Running Lama3 Locally on Your Mac System Requirements
- Mac Pro (or a MacBook Pro machine)
- Local folder with virtual environment and local python version 3.12. We specifically need 3.12 and not higher. See my notes on “How I set up my project repositories”.
- Enter your project repo and activate the virtual environment
Step 1: Install llm Follow the instructions for setting up llm. Inside the virtual environment we can use pip.
1
pip install llm
Step 2: Install llm-mlx Follow the instructions of the llm-mlx plugin. Since we have setup our virtual environment with python 3.12 already we don’t need to follow the special instructions listed. The following one line will do.
1
llm install llm-mlx
Step 3: Install the Llama model This will take a minute or two to download.
1
llm mlx download-model mlx-community/Llama-3.2-3B-Instruct-4bit
Step 4: Test it out Try prompting the model with a simple query
1
llm -m mlx-community/Llama-3.2-3B-Instruct-4bit 'Capital of France?'
- You can run other local models as listed on the repo of the plugin on github
- To delete a downloaded model amd free space on your computer follow the instructions here
Reason 3: Customizable Workflows in the Terminal
Finally, the fact that LLM is integrated into the terminal, combined with a variety of helpful built in features, allow us to create custom little workflows to automate various everyday tasks. For example I used LLM and Llama3 to write this blog post. Here is how.
Example
Using llama3B to Automate Writing Tasks
First I ran the following command to create a chat template (a great LLM feature). This stores a preference for a model and a system prompt I want to reuse in the future.
1
llm llm -m mlx-community/Llama-3.2-3B-Instruct-4bit -s "You are my helpful copyright editor that writes for my AI blog. You can take in some quick notes that I give you and you turn it into clear text. If you don't have all the details to complete the article you put placeholders for me to fill in later. You use simple language in a neutral and professional tone. You do not hype the topics or get too excited. You output only markdown files." --save copywriter
Then I started a chat with this template
1
llm chat -t copywriter
I went back a forth a few times with the model to write different pieces of the post, one prompt at a time. I didn’t get a perfect response each time, but within 5 iterations I got what I needed to put the post together.

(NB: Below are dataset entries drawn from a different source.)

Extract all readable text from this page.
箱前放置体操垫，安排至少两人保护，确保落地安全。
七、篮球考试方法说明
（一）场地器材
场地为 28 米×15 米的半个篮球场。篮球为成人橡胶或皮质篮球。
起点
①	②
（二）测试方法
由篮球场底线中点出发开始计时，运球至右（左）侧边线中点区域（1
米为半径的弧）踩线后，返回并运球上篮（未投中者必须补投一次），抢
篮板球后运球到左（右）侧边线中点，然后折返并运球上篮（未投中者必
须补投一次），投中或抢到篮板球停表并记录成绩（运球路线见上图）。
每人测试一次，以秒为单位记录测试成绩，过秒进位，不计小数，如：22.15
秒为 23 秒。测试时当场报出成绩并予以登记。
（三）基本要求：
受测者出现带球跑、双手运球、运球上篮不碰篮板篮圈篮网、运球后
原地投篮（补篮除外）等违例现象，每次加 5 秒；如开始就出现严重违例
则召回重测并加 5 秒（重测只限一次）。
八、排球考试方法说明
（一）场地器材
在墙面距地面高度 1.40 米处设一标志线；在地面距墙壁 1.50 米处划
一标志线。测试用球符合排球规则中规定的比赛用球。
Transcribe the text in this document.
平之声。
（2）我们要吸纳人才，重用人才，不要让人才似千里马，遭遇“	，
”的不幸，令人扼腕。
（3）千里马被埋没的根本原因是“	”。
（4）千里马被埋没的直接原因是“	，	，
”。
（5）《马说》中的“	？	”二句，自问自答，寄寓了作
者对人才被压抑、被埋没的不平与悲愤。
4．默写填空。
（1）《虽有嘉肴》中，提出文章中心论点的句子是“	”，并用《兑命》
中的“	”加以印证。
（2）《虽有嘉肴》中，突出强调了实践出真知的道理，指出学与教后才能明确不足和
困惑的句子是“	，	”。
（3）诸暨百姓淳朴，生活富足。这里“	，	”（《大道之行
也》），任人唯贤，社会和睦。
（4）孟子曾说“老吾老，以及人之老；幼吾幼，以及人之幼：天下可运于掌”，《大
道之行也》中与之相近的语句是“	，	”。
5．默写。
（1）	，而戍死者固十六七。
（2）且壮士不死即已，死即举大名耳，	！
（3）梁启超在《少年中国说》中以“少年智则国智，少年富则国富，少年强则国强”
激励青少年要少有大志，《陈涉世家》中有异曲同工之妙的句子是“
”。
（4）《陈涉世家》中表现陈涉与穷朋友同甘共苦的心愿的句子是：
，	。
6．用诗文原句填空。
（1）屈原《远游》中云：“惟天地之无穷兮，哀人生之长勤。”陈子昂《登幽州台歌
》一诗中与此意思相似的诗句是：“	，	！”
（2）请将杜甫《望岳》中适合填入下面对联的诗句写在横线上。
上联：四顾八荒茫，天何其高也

I had to edit it manually for 10 mins before completing it.
Tips and Modifications By combining LLM features with a dictation app, you can replace typing by speaking when prompting which makes the process a lot faster. This can be particularly useful for tasks that require a lot of text input, such as writing emails, creating reports, or drafting documents. I use Macwhisperer which runs locally. This way I have a pipeline that runs on my laptop, for free, requires no internet access and no data leaves my computer.
Simon has added a ton of useful features to the LLM package which make it easy to automate different workflows. You can take some ideas from his video demo, or check out the list of tools and plugins available on the documentation.